11/30/2015 | Massimo Morici

Come sono cambiati i clienti e quali tipologie di fondi sono andate per la maggiore negli ultimi 10 anni: i risultati di una ricerca di Assogestioni presentata al Salone del Risparmio 2015


Cresce di 7 anni l'età media dei sottoscrittori di fondi in Italia, che è passata da 51 anni nel 2002 a 58 anni nel 2014. E' quanto è emerso dai dati dell'ufficio studi di Assogestioni, presentati al Salone del Risparmio 2015 che mostrano, lato domanda, la scarsa presenza delle fasce più giovani (under 35) i quali invece dovrebbero iniziare la fase di fase accumulo, a fronte dell'aumento di sottoscrittori tra coloro che dovrebbero iniziare il decumulo, ossia i pensionati. Il calo più marcato tra i sottoscrittori si registra nelle fasce più giovani e centrali a seguito dell'andamento del mercato del lavoro, tanto che il patrimonio finanziario degli italiani con un'età superiore a 55 anni (soprattutto residenti nel Nord Italia) rappresentava nel 2014 oltre il 70% delle masse totali gestite tramite fondi comuni. Nel 2002 era il 60%. 

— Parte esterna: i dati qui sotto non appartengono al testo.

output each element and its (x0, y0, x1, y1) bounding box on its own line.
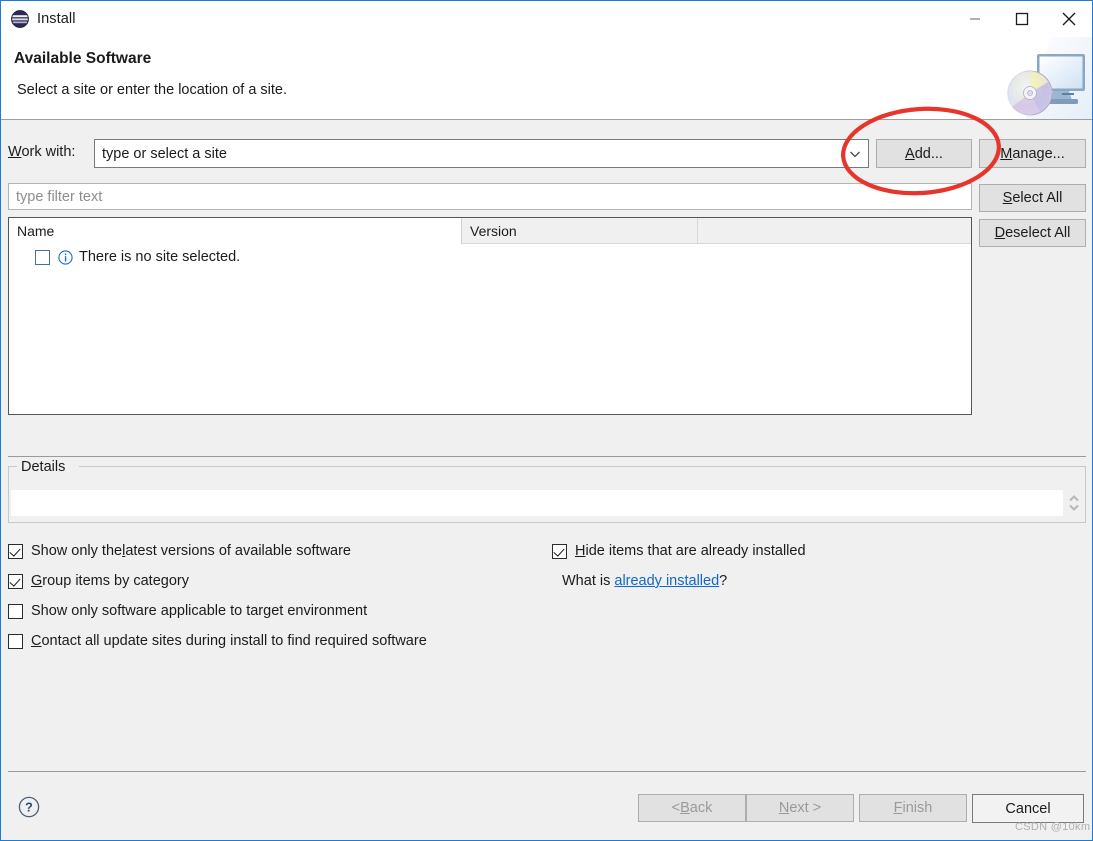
checkbox-box (8, 573, 23, 589)
finish-label-post: inish (902, 800, 933, 816)
title-bar: Install (1, 1, 1092, 37)
work-with-label: Work with: (8, 144, 75, 160)
window-title: Install (37, 11, 76, 27)
checkbox-target-environment[interactable]: Show only software applicable to target … (8, 603, 367, 619)
manage-button[interactable]: Manage... (979, 139, 1086, 168)
install-dialog: Install Available Software Select a site… (0, 0, 1093, 841)
page-subtitle: Select a site or enter the location of a… (17, 82, 288, 98)
details-text-field[interactable] (11, 490, 1063, 516)
next-label-post: ext > (789, 800, 822, 816)
column-header-version[interactable]: Version (462, 218, 698, 244)
finish-button[interactable]: Finish (859, 794, 967, 822)
chevron-down-icon[interactable] (842, 140, 868, 167)
back-label-pre: < (671, 800, 681, 816)
checkbox-label-post: ontact all update sites during install t… (41, 633, 427, 649)
svg-text:?: ? (25, 801, 33, 815)
checkbox-label-pre: Show only the (31, 543, 123, 559)
eclipse-icon (11, 10, 29, 28)
minimize-icon[interactable] (951, 1, 998, 37)
checkbox-group-items-by-category[interactable]: Group items by category (8, 573, 189, 589)
checkbox-box (8, 543, 23, 559)
what-is-already-installed: What is already installed? (562, 573, 727, 589)
add-label-rest: dd... (914, 145, 943, 162)
wizard-header: Available Software Select a site or ente… (1, 37, 1092, 120)
maximize-icon[interactable] (998, 1, 1045, 37)
deselect-all-button[interactable]: Deselect All (979, 219, 1086, 247)
work-with-combo[interactable]: type or select a site (94, 139, 869, 168)
finish-mnemonic: F (893, 800, 903, 816)
deselect-all-mnemonic: D (994, 225, 1006, 241)
deselect-all-label-rest: eselect All (1005, 225, 1071, 241)
checkbox-box (8, 603, 23, 619)
column-header-name[interactable]: Name (9, 218, 462, 244)
checkbox-label-post: atest versions of available software (125, 543, 351, 559)
work-with-value: type or select a site (102, 145, 227, 162)
select-all-label-rest: elect All (1012, 190, 1063, 206)
row-checkbox[interactable] (35, 249, 50, 265)
manage-mnemonic: M (1000, 145, 1013, 162)
details-group-label: Details (17, 459, 70, 475)
cancel-button[interactable]: Cancel (972, 794, 1084, 823)
row-name-cell: There is no site selected. (79, 249, 241, 265)
filter-input[interactable]: type filter text (8, 183, 972, 210)
window-controls (951, 1, 1092, 37)
back-mnemonic: B (680, 800, 690, 816)
checkbox-hide-already-installed[interactable]: Hide items that are already installed (552, 543, 806, 559)
back-label-post: ack (689, 800, 713, 816)
up-down-chevron-icon[interactable] (1067, 491, 1081, 515)
column-header-extra[interactable] (698, 218, 971, 244)
select-all-button[interactable]: Select All (979, 184, 1086, 212)
already-installed-link[interactable]: already installed (614, 573, 719, 589)
work-with-mnemonic: W (8, 144, 22, 160)
checkbox-contact-all-update-sites[interactable]: Contact all update sites during install … (8, 633, 427, 649)
checkbox-label-mnemonic: G (31, 573, 43, 589)
footer-separator (8, 771, 1086, 772)
help-question-icon[interactable]: ? (18, 796, 40, 818)
checkbox-box (552, 543, 567, 559)
what-is-prefix: What is (562, 573, 615, 589)
next-button[interactable]: Next > (746, 794, 854, 822)
checkbox-label-post: ide items that are already installed (585, 543, 806, 559)
details-separator (8, 456, 1086, 457)
monitor-with-disc-icon (996, 37, 1092, 119)
info-icon (58, 249, 73, 265)
add-button[interactable]: Add... (876, 139, 972, 168)
checkbox-label-mnemonic: C (31, 633, 42, 649)
checkbox-label-mnemonic: H (575, 543, 586, 559)
checkbox-box (8, 633, 23, 649)
back-button[interactable]: < Back (638, 794, 746, 822)
manage-label-rest: anage... (1012, 145, 1065, 162)
add-mnemonic: A (905, 145, 915, 162)
next-mnemonic: N (778, 800, 790, 816)
filter-placeholder: type filter text (16, 188, 103, 205)
cancel-label: Cancel (1005, 800, 1051, 817)
table-header: Name Version (9, 218, 971, 244)
page-title: Available Software (14, 50, 152, 67)
available-software-table[interactable]: Name Version There is no site selected. (8, 217, 972, 415)
select-all-mnemonic: S (1002, 190, 1013, 206)
table-row[interactable]: There is no site selected. (9, 244, 971, 270)
close-icon[interactable] (1045, 1, 1092, 37)
checkbox-show-latest-versions[interactable]: Show only the l atest versions of availab… (8, 543, 351, 559)
what-is-suffix: ? (719, 573, 728, 589)
work-with-label-rest: ork with: (21, 144, 76, 160)
watermark: CSDN @10km (1015, 821, 1091, 833)
checkbox-label-post: roup items by category (42, 573, 189, 589)
checkbox-label-pre: Show only software applicable to target … (31, 603, 368, 619)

Quanto all'offerta, crescono i piani di accumulo, soprattutto tra i giovani, mentre tra le varie categorie di prodotto i fondi obbligazionari sono passati dal 34% del totale nel 2002 al 38%, gli azionari dal 25% al 9,7% e i flessibili dal 3,7% al 30,9%. L'80% dei clienti italiani nel 2014 ha comprato quote di almeno due fondi (il 60% di uno solo); il patrimonio investito in fondi è di 30.000 euro (3.000 nela fascia di età under 24). Nel 1994 il 20% del portafoglio delle famiglie risultava investito in titoli di stato (rispetto all'1,7% in Francia, al 4% in Germania allo 0,7% nel Regno Unito e al 4,8% negli USA) mentre oggi la percentuale è inferiore al 15%.

I fondi comuni nello stesso periodo sono passati da 5,8% nel 1994 al picco del 17% nel 1999 per poi subire una forte riduzione nel 2011 e risalire al 9,2% nel 2014. Boom dei fondi pensione prodotti Vita che dall'8,8% sono passati al 18,5% nel 2014, una percentuale comunque inferiore rispetto a quelle che si registrano negli altri principali paesi europei (in Francia 33,5%, in Germania 30,9%, nel Regno Unito 57,4%).